The Future of the Internet: The Good, the Bad, and the Clandestine
David Hunter Tow has made a number of predictions regarding the future of the internet. He predicts “that within the next decade the Internet and Web may be at risk of splitting into a number of separate entities- fragmenting under technological, national, business and social pressures. In its place may emerge a network of networks – continuously morphing- linking and fragmenting, with no central dominant domain backbone; instead a disconnected, random structure of networks with information channeled through uncoordinated switching stations and content hubs, controlled by a range of geopolitical, social and enterprise interests.”
The article continues, “For authoritarian states such as China, North Korea, Iran and Syria as well as criminal cartels, this will facilitate the expansion of their operations, allowing them to circumvent exposure of illegal activities in much the same way as the current Darknet network… At the same time white hat hacker groups plan to launch their own communication satellites linked to a grid of tracking stations in order to avoid such Government surveillance and interference, as discussed at the recent Chaos Communication Congress in Berlin.”

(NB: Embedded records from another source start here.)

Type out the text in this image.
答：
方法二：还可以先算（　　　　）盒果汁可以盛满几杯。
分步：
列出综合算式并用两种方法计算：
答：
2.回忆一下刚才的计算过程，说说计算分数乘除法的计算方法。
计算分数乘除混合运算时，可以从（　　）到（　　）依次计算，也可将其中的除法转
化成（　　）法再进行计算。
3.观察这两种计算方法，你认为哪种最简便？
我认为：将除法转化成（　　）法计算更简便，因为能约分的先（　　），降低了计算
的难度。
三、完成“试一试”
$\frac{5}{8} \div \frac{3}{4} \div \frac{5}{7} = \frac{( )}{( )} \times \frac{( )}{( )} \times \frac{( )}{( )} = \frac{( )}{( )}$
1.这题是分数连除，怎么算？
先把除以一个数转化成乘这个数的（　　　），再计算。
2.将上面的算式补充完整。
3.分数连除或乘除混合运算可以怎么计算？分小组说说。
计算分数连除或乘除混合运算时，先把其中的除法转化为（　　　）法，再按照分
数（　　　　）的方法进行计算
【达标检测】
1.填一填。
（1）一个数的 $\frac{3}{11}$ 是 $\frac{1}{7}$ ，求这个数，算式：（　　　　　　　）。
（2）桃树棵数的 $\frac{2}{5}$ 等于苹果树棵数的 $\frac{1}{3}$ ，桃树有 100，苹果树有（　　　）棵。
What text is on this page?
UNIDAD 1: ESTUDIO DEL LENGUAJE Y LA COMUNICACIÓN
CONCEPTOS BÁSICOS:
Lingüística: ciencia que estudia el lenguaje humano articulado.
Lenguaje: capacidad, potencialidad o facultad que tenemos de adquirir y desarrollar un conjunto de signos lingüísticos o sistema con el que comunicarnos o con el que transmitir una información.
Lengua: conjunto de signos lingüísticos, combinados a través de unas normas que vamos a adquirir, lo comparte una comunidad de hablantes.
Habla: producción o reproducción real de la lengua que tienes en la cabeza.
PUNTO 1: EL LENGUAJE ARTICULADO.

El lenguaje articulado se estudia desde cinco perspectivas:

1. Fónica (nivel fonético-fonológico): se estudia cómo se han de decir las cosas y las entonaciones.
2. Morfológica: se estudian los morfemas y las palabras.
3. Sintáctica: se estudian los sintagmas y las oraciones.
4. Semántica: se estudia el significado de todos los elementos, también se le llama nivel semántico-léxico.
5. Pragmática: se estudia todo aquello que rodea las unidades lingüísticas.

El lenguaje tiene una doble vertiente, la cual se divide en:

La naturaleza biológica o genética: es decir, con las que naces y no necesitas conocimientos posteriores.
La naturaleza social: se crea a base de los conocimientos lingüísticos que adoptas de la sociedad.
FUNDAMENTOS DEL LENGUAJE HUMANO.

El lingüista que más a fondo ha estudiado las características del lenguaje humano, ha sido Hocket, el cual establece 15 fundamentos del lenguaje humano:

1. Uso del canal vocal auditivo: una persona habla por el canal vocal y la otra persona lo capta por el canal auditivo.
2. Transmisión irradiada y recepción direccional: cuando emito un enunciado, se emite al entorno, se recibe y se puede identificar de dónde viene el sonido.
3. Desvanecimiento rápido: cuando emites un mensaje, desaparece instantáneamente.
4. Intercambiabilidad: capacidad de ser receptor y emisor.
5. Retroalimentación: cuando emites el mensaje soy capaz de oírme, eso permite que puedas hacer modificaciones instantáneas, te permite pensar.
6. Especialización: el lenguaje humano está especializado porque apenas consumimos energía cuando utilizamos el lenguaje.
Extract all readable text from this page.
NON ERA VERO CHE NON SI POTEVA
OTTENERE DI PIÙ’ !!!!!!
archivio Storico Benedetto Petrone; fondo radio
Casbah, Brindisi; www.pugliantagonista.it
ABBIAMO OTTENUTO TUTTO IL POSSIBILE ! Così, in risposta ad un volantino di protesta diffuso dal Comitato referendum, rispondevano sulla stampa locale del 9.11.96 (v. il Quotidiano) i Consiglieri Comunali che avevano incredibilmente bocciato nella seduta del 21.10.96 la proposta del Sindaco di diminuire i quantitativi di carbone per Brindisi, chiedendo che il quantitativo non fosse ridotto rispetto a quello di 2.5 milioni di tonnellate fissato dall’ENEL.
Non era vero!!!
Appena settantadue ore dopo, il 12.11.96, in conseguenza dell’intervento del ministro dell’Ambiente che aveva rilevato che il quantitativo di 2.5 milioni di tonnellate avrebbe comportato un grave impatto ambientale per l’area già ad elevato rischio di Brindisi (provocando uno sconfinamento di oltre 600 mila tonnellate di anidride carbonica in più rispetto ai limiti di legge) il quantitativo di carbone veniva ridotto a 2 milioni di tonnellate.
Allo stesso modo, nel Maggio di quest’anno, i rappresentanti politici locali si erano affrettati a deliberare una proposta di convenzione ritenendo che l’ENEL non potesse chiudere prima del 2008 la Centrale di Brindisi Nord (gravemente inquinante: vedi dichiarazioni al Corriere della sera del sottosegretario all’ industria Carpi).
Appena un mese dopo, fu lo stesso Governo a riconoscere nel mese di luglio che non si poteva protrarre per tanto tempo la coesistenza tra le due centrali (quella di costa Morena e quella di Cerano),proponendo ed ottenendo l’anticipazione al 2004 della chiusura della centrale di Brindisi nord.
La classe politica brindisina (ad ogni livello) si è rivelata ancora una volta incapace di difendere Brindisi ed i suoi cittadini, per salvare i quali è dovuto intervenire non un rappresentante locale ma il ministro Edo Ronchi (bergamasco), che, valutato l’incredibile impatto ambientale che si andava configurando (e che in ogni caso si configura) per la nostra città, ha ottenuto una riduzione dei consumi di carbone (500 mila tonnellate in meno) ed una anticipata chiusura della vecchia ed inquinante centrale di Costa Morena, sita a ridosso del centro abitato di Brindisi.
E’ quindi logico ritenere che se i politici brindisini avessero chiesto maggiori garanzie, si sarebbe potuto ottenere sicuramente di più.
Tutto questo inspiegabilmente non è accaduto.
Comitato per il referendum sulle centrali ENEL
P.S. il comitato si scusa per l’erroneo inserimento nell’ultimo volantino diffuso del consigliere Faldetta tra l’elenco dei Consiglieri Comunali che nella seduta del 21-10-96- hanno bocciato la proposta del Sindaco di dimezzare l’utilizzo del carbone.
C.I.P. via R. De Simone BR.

“But,” it continues, “Apple, Facebook, Google, Amazon as well as Cable and Internet TV companies have already begun to fragment the web to support their own Walled Garden strategies of quarantining and manipulating membership data, applications, entertainment, search results and identities. Facebook membership data cannot be transferred to other social sites. Adobe’s Flash software as well as a number of developer applications were banned by Apple, which means the iPhone browser cannot display a large portion of the Internet. Likewise Amazon’s Kindle will only display books on sale or for rent by the company. Google Plus fails to adequately attribute search results to original sources and multiple Ids are banned. Such social sites have become closed silos, similar in many respects to those of authoritarian sites such as China.”